障害者の権利条約が描き出したパラダイム・シフトは、すでに、子どもの権利条約が提示していたパラダイム・シフトでもある。「保護を受けるのは主体性の発揮のためである。」子どもが保護を受けるのはそれが子どもの権利であって、保護されているから主体性を否定されるのではない。それは「弱者を抱えている」時の女性もそうだ。保護を受けているからといって、主体性の発揮を阻まれるものではない。男性に都合のよい「女性」というカテゴリーを生きるのでもない。弱者を引き受けていない男性の基準に合わせるのでもない。

障害者も、健常者の基準に合わせるのでもない、「障害者」というカテゴリーを引き受けさせられるのでもない。一人ひとりの主体を十全に生きる、そのために、社会的ケアがある。

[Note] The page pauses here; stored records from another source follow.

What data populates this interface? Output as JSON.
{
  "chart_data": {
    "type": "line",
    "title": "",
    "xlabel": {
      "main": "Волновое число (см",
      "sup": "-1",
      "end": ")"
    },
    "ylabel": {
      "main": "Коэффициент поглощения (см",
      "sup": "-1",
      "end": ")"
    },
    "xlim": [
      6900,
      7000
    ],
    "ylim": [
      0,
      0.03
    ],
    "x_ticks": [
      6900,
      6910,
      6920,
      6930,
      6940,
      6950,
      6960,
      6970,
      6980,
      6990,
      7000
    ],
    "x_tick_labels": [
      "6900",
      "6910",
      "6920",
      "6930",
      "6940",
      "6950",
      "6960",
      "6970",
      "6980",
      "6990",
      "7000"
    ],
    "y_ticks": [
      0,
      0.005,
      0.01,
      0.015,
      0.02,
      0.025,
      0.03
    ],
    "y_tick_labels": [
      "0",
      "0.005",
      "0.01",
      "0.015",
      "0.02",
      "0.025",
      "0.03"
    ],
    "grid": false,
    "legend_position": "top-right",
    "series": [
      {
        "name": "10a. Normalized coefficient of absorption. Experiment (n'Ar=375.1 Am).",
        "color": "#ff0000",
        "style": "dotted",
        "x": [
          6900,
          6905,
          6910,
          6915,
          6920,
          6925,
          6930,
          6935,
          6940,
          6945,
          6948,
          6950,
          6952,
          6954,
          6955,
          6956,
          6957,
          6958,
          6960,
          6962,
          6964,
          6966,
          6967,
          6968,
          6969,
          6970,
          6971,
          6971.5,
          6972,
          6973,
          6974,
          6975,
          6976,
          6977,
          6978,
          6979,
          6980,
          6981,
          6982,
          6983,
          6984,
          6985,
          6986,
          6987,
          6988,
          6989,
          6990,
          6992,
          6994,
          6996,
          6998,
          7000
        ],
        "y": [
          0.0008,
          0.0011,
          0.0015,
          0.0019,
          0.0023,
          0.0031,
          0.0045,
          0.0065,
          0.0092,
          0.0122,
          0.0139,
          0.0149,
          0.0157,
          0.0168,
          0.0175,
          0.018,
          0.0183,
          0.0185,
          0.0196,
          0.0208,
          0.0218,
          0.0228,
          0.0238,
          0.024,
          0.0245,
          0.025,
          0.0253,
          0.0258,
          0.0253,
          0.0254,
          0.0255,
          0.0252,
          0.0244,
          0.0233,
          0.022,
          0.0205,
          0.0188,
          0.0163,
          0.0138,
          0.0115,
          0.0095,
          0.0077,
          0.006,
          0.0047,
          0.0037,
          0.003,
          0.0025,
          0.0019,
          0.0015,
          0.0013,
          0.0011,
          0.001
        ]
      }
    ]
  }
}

わたしが「女性を縛る「夢」の足枷」と表現したものは、障害者にも存在する。のだね。
http://ericweblog.exblog.jp/14254665/

「近代」が基盤を置いて来た「夢」の数々から、さめることを手伝うのが、生涯学習、生涯教育なのかもしれない。さて、学校教育は、いかがしたものか。

○ステップ1 考える練習をしよう。
○ステップ2 違う未来があってもいいはずだ。いまのどこかがおかしい。
○ステップ3 越えていけ、わたしたちを。近代の人間化と教育の人間化。

かなあ。

最後は書き起こしきれない対話になってしまったけれど、これまで「環境教育者の二つの帽子」、すなわち、モデルとしてのアクティビスト、環境保護運動をする人としての帽子と、教育者として一人ひとりが考えることを支援する立場の帽子と言って来た。そこに、実は「研究者」としての帽子も、存在するのだということを、学ばせてもらった。「教育者」は「活動家」でもあり、「研究者」でもある、三つの帽子。

ちょうど読み進めていたオギュスタン・ベルクの『風景という知』を思い起こしながら、「ヒリヒリする」と表現した、松波さんが自分自身の中に作って来た風景を感じていた。

教育は、景観づくりなのか、それとも風景づくりなのか。
日本という風土の中で、新たな風景を見たいと、そんな気持ちがした。